If you are new to my 5-Part Yamas Series, I invite you to start with Part 1 which began with the practice of ahimsā. In this series we explore each of the 5 practices within the yamas, the 1st Limb of the 8 Limbs of Yoga outlined in the Yoga Sūtra. The yamas provide ethical practices that are fundamental to the yoga practice. For each yama I will provide a more detailed explanation of its intent and varying ways to practice them in your day-to-day lives.
Now on to Part 2 – Satya, Honesty
Satya is the Sanskrit word for honesty, truthfulness. This yama points out the profound affect our words have on ourselves and others. Our speech literally creates the energy around us which ripples outward and touches everything around us and beyond---it’s karma. Therefore, it’s important that we think before we speak.
Being honest can be scary!
We have been taught that “honesty is the best policy.” But sometimes being honesty can be scary! It takes courage and commitment to be honest. Satya is about expressing the truth and the truth can be hurtful, but necessary to be said. That’s good communication and critical in order to cultivate intimate relationships. It can be scary to share the truth for fear of looking bad or stupid. Or it can be scary because we don’t want to hurt someone’s feelings or we are afraid of not be liked. Whatever the reason, these are valid feelings. But like in many areas of life, if we want to get better at something, then we may need to put ourselves in uncomfortable situations.

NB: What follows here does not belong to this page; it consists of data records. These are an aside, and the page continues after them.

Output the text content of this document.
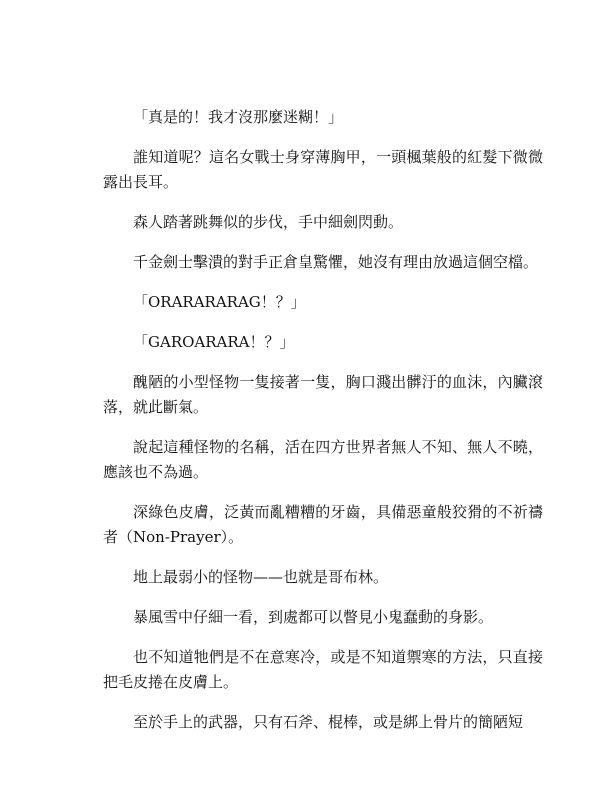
「真是的！我才沒那麼迷糊！」

誰知道呢？這名女戰士身穿薄胸甲，一頭楓葉般的紅髮下微微露出長耳。

森人踏著跳舞似的步伐，手中細劍閃動。

千金劍士擊潰的對手正倉皇驚懼，她沒有理由放過這個空檔。

「ORARARARAG！？」

「GAROARARA！？」

醜陋的小型怪物一隻接著一隻，胸口濺出髒汙的血沫，內臟滾落，就此斷氣。

說起這種怪物的名稱，活在四方世界者無人不知、無人不曉，應該也不為過。

深綠色皮膚，泛黃而亂糟糟的牙齒，具備惡童般狡猾的不祈禱者（Non-Prayer）。

地上最弱小的怪物——也就是哥布林。

暴風雪中仔細一看，到處都可以瞥見小鬼蠢動的身影。

也不知道牠們是不在意寒冷，或是不知道禦寒的方法，只直接把毛皮捲在皮膚上。

至於手上的武器，只有石斧、棍棒，或是綁上骨片的簡陋短
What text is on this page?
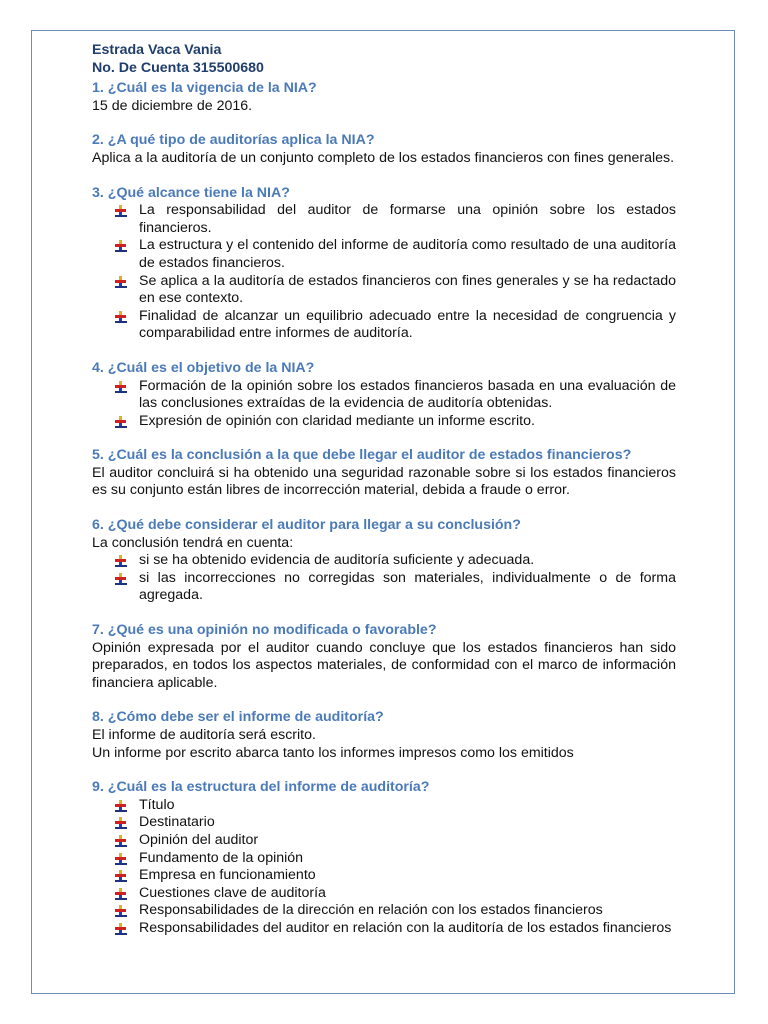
Estrada Vaca Vania
No. De Cuenta 315500680
1. ¿Cuál es la vigencia de la NIA?
15 de diciembre de 2016.
2. ¿A qué tipo de auditorías aplica la NIA?
Aplica a la auditoría de un conjunto completo de los estados financieros con fines generales.
3. ¿Qué alcance tiene la NIA?
La responsabilidad del auditor de formarse una opinión sobre los estados financieros.
La estructura y el contenido del informe de auditoría como resultado de una auditoría de estados financieros.
Se aplica a la auditoría de estados financieros con fines generales y se ha redactado en ese contexto.
Finalidad de alcanzar un equilibrio adecuado entre la necesidad de congruencia y comparabilidad entre informes de auditoría.
4. ¿Cuál es el objetivo de la NIA?
Formación de la opinión sobre los estados financieros basada en una evaluación de las conclusiones extraídas de la evidencia de auditoría obtenidas.
Expresión de opinión con claridad mediante un informe escrito.
5. ¿Cuál es la conclusión a la que debe llegar el auditor de estados financieros?
El auditor concluirá si ha obtenido una seguridad razonable sobre si los estados financieros es su conjunto están libres de incorrección material, debida a fraude o error.
6. ¿Qué debe considerar el auditor para llegar a su conclusión?
La conclusión tendrá en cuenta:
si se ha obtenido evidencia de auditoría suficiente y adecuada.
si las incorrecciones no corregidas son materiales, individualmente o de forma agregada.
7. ¿Qué es una opinión no modificada o favorable?
Opinión expresada por el auditor cuando concluye que los estados financieros han sido preparados, en todos los aspectos materiales, de conformidad con el marco de información financiera aplicable.
8. ¿Cómo debe ser el informe de auditoría?
El informe de auditoría será escrito.
Un informe por escrito abarca tanto los informes impresos como los emitidos
9. ¿Cuál es la estructura del informe de auditoría?
Título
Destinatario
Opinión del auditor
Fundamento de la opinión
Empresa en funcionamiento
Cuestiones clave de auditoría
Responsabilidades de la dirección en relación con los estados financieros
Responsabilidades del auditor en relación con la auditoría de los estados financieros
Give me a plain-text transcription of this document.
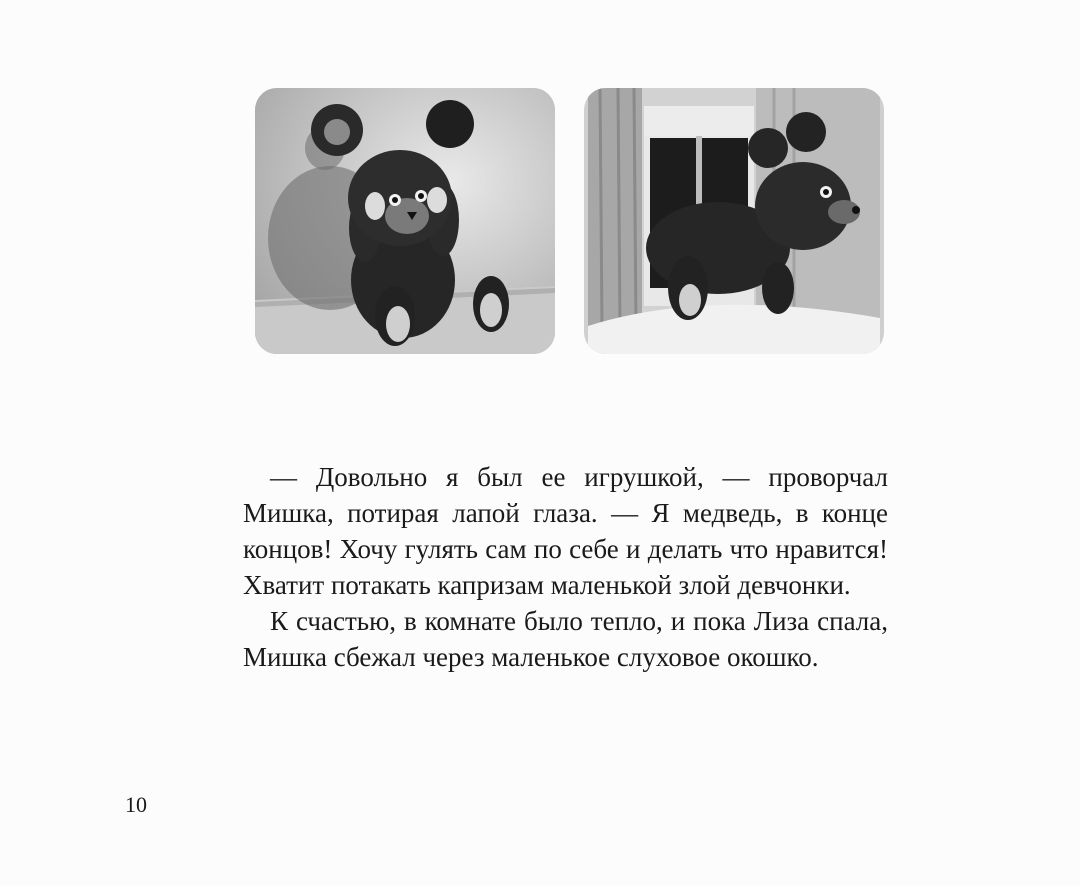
— Довольно я был ее игрушкой, — проворчал Мишка, потирая лапой глаза. — Я медведь, в конце концов! Хочу гулять сам по себе и делать что нравится! Хватит потакать капризам маленькой злой девчонки.

К счастью, в комнате было тепло, и пока Лиза спала, Мишка сбежал через маленькое слуховое окошко.

10
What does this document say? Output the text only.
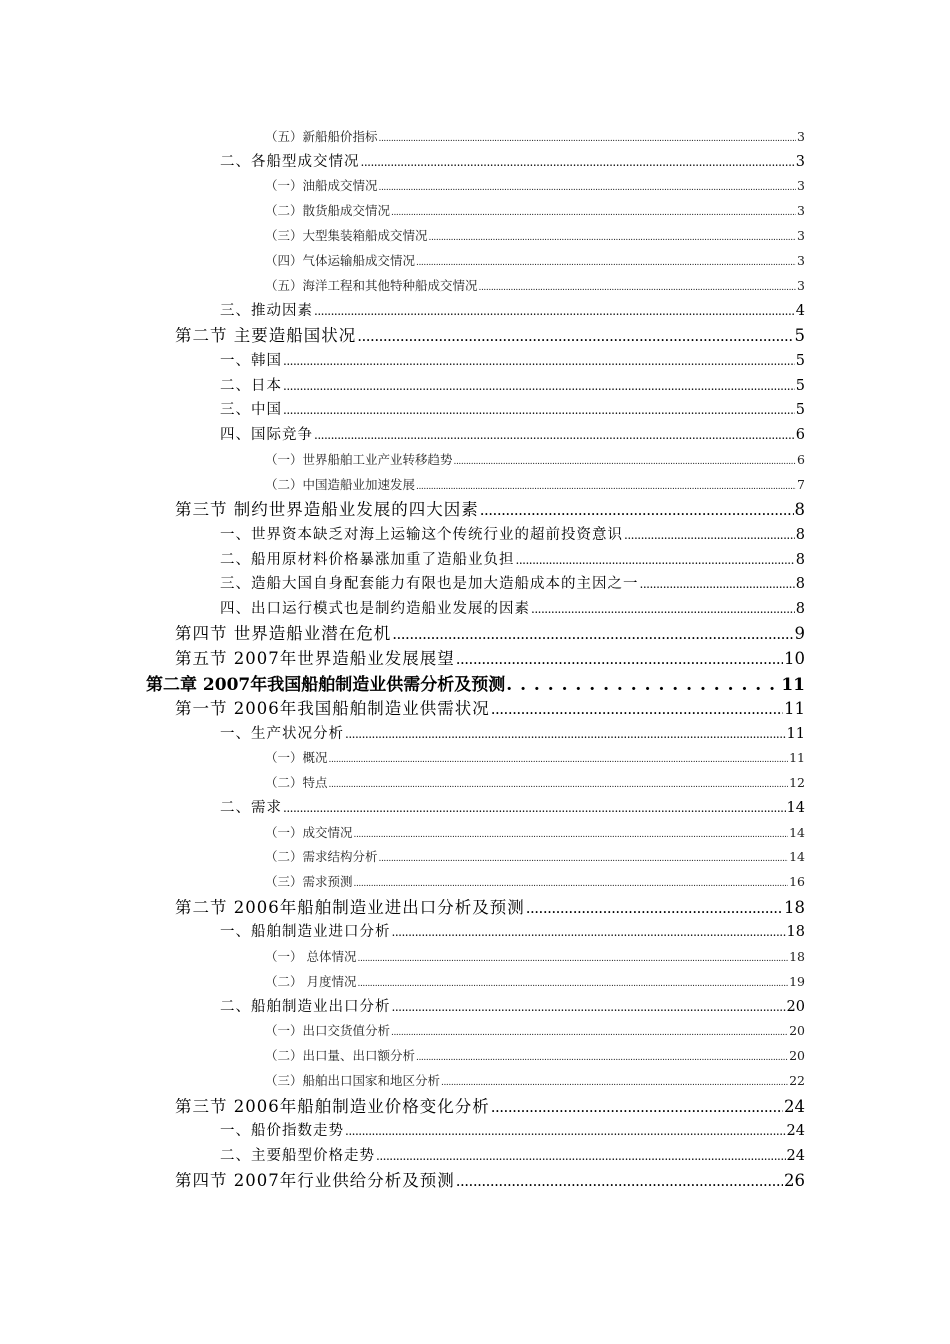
（五）新船船价指标 .....	3
二、各船型成交情况 .....	3
（一）油船成交情况 .....	3
（二）散货船成交情况 .....	3
（三）大型集装箱船成交情况 .....	3
（四）气体运输船成交情况 .....	3
（五）海洋工程和其他特种船成交情况 .....	3
三、推动因素 .....	4
第二节 主要造船国状况 .....	5
一、韩国 .....	5
二、日本 .....	5
三、中国 .....	5
四、国际竞争 .....	6
（一）世界船舶工业产业转移趋势 .....	6
（二）中国造船业加速发展 .....	7
第三节 制约世界造船业发展的四大因素 .....	8
一、世界资本缺乏对海上运输这个传统行业的超前投资意识 .....	8
二、船用原材料价格暴涨加重了造船业负担 .....	8
三、造船大国自身配套能力有限也是加大造船成本的主因之一 .....	8
四、出口运行模式也是制约造船业发展的因素 .....	8
第四节 世界造船业潜在危机 .....	9
第五节 2007年世界造船业发展展望 .....	10
第二章 2007年我国船舶制造业供需分析及预测 . . .	11
第一节 2006年我国船舶制造业供需状况 .....	11
一、生产状况分析 .....	11
（一）概况 .....	11
（二）特点 .....	12
二、需求 .....	14
（一）成交情况 .....	14
（二）需求结构分析 .....	14
（三）需求预测 .....	16
第二节 2006年船舶制造业进出口分析及预测 .....	18
一、船舶制造业进口分析 .....	18
（一） 总体情况 .....	18
（二） 月度情况 .....	19
二、船舶制造业出口分析 .....	20
（一）出口交货值分析 .....	20
（二）出口量、出口额分析 .....	20
（三）船舶出口国家和地区分析 .....	22
第三节 2006年船舶制造业价格变化分析 .....	24
一、船价指数走势 .....	24
二、主要船型价格走势 .....	24
第四节 2007年行业供给分析及预测 .....	26
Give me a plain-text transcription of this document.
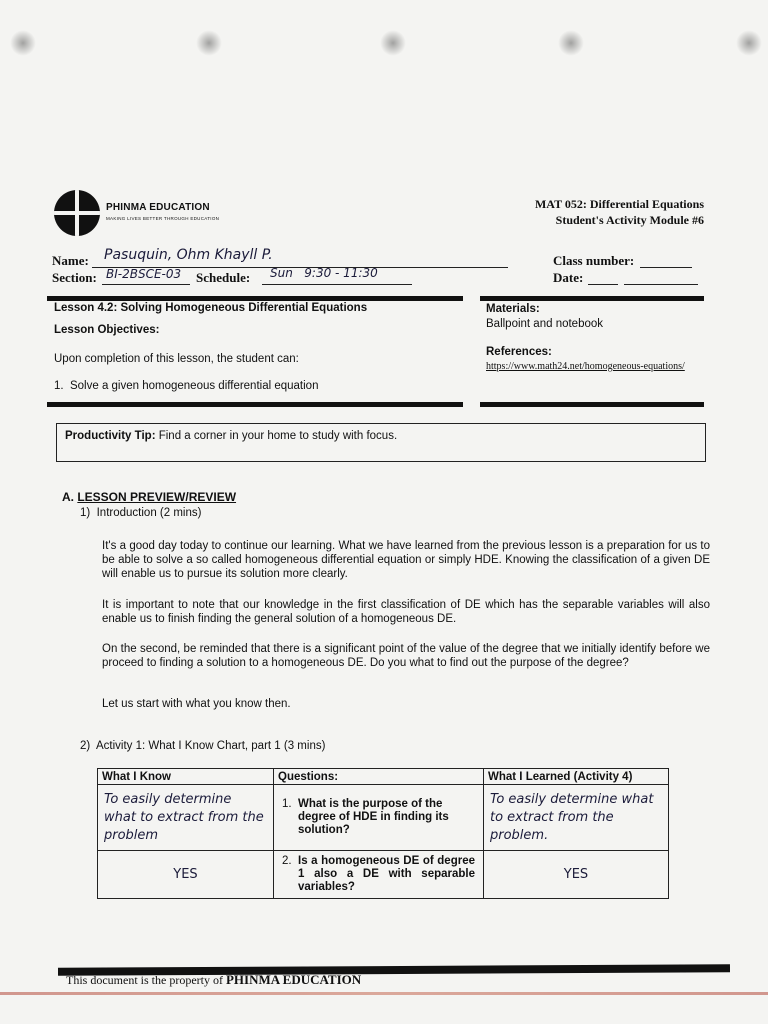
PHINMA EDUCATION
MAKING LIVES BETTER THROUGH EDUCATION
MAT 052: Differential Equations
Student's Activity Module #6
Name: Pasuquin, Ohm Khayll P.
Section: BI-2BSCE-03 Schedule: Sun   9:30 - 11:30
Class number:
Date:
Lesson 4.2: Solving Homogeneous Differential Equations
Lesson Objectives:
Upon completion of this lesson, the student can:
1.  Solve a given homogeneous differential equation
Materials:
Ballpoint and notebook
References:
https://www.math24.net/homogeneous-equations/
Productivity Tip: Find a corner in your home to study with focus.
A. LESSON PREVIEW/REVIEW
1)  Introduction (2 mins)
It's a good day today to continue our learning. What we have learned from the previous lesson is a preparation for us to be able to solve a so called homogeneous differential equation or simply HDE. Knowing the classification of a given DE will enable us to pursue its solution more clearly.
It is important to note that our knowledge in the first classification of DE which has the separable variables will also enable us to finish finding the general solution of a homogeneous DE.
On the second, be reminded that there is a significant point of the value of the degree that we initially identify before we proceed to finding a solution to a homogeneous DE. Do you what to find out the purpose of the degree?
Let us start with what you know then.
2)  Activity 1: What I Know Chart, part 1 (3 mins)
What I Know	Questions:	What I Learned (Activity 4)
To easily determine what to extract from the problem	1. What is the purpose of the degree of HDE in finding its solution?	To easily determine what to extract from the problem.
YES	2. Is a homogeneous DE of degree 1 also a DE with separable variables?	YES
This document is the property of PHINMA EDUCATION
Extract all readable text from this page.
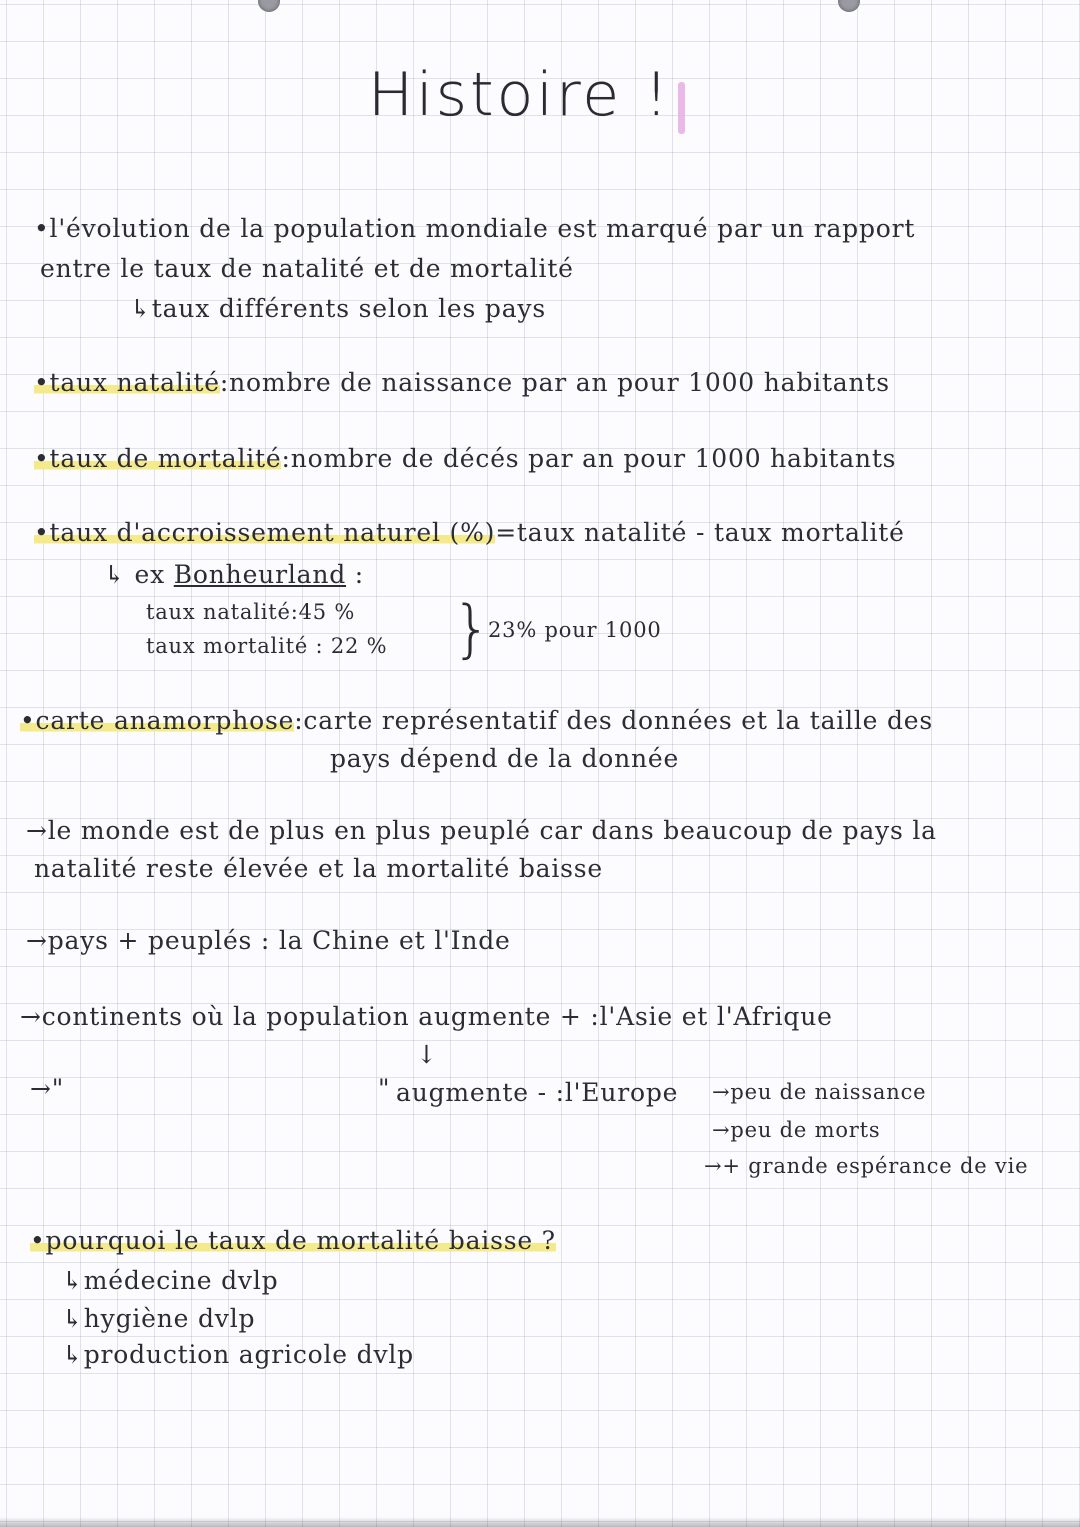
Histoire !
•l'évolution de la population mondiale est marqué par un rapport
entre le taux de natalité et de mortalité
↳taux différents selon les pays
•taux natalité:nombre de naissance par an pour 1000 habitants
•taux de mortalité:nombre de décés par an pour 1000 habitants
•taux d'accroissement naturel (%)=taux natalité - taux mortalité
↳ ex Bonheurland :
taux natalité:45 %
taux mortalité : 22 % }
23% pour 1000
•carte anamorphose:carte représentatif des données et la taille des
pays dépend de la donnée
→le monde est de plus en plus peuplé car dans beaucoup de pays la
natalité reste élevée et la mortalité baisse
→pays + peuplés : la Chine et l'Inde
→continents où la population augmente + :l'Asie et l'Afrique
↓
→"	" augmente - :l'Europe →peu de naissance
→peu de morts
→+ grande espérance de vie
•pourquoi le taux de mortalité baisse ?
↳médecine dvlp
↳hygiène dvlp
↳production agricole dvlp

Confession: For me hurting someone’s feelings is something I try to avoid. Most of the time I will tell a white lie or not express my feelings at all. But on those occasions when I do have enough courage to express myself honestly---in a kind manner---I feel so much better about myself and I feel so much closer to the other person. It really creates a closer connection. What I have learned is that when I practice using ahimsā (non-harming) when I’m being honest and when I truly listen to the other person I am able to be less fearful and much more skillful in my communication.
How Can We Be Honest yet Compassionate?
How can we lessen our fear of hurting ourselves (by looking bad) or others (by hurting their feelings)? As I mention above, it takes courage and commitment. It also needs to come from your heart---a true desire to want to be a better communicator in order to create intimate relationships. We need to hone our skills to be able to have these difficult conversations in a way that can bring us closer versus separating us. Using ahmisā with this practice is key and was Patañjali’s intention. The two skills that are helpful are by: 1) speaking the truth with ahimsā and 2) really listening to the person you are communicating with.
Speaking the Truth with Ahimsā
Michael Stone, author, yoga and meditation teacher, psychotherapist and activist, developed a simple matrix that is helpful to guide us to speak with integrity. Before you express your feelings he suggests you ask yourself the following questions:
- Is what you want to say truthful? If not, then don’t say it.
- If it is truthful, then is it beneficial to the person? If what you say is harmful versus helpful to the person, it’s better to say nothing.
- If it is truthful and beneficial, then will the person hear what you have to say? Is the person in the right frame of mind to listen to what you have to say? If the person is angry or distracted or rushing out the door late for a meeting, they might not hear you or may take what you say the wrong way. Timing is everything and Michael suggests waiting for an appropriate time.
- If what you have to say is truthful, beneficial and the timing is right, then say it!
Truly listening is about focusing your attention on the other person. It’s about letting go of any preconceived notions or biases you may have about the situation. It’s letting go of thinking about how you want to respond to the other person and being fully present with the other person. This type of listening creates true connection and is at the heart of yoga.
Ways to Practice Satya
Here are a few ways you can practice satya:
First, identify the areas of your life where you may tend to lie. For example, as I shared I tend to tell white-lies or not express myself so as not to hurt someone’s feelings.
Second, Practice communicating using Michael Stone’s Right Speech Matrix. Post it on your vanity mirror or your desk to remind you to follow this 3 step process.
Third, make it a point to really listen to someone when they are talking to you and practice this on everyone you encounter. Not only may your responses be different, but you are giving the other person a valuable gift---making them feel important and worthy.
Satya and ahimsā are meant to go hand in hand and these two practices will also help support all the other yamas. Next month we will explore the third yama - asteya, the practice of not stealing. Namaste.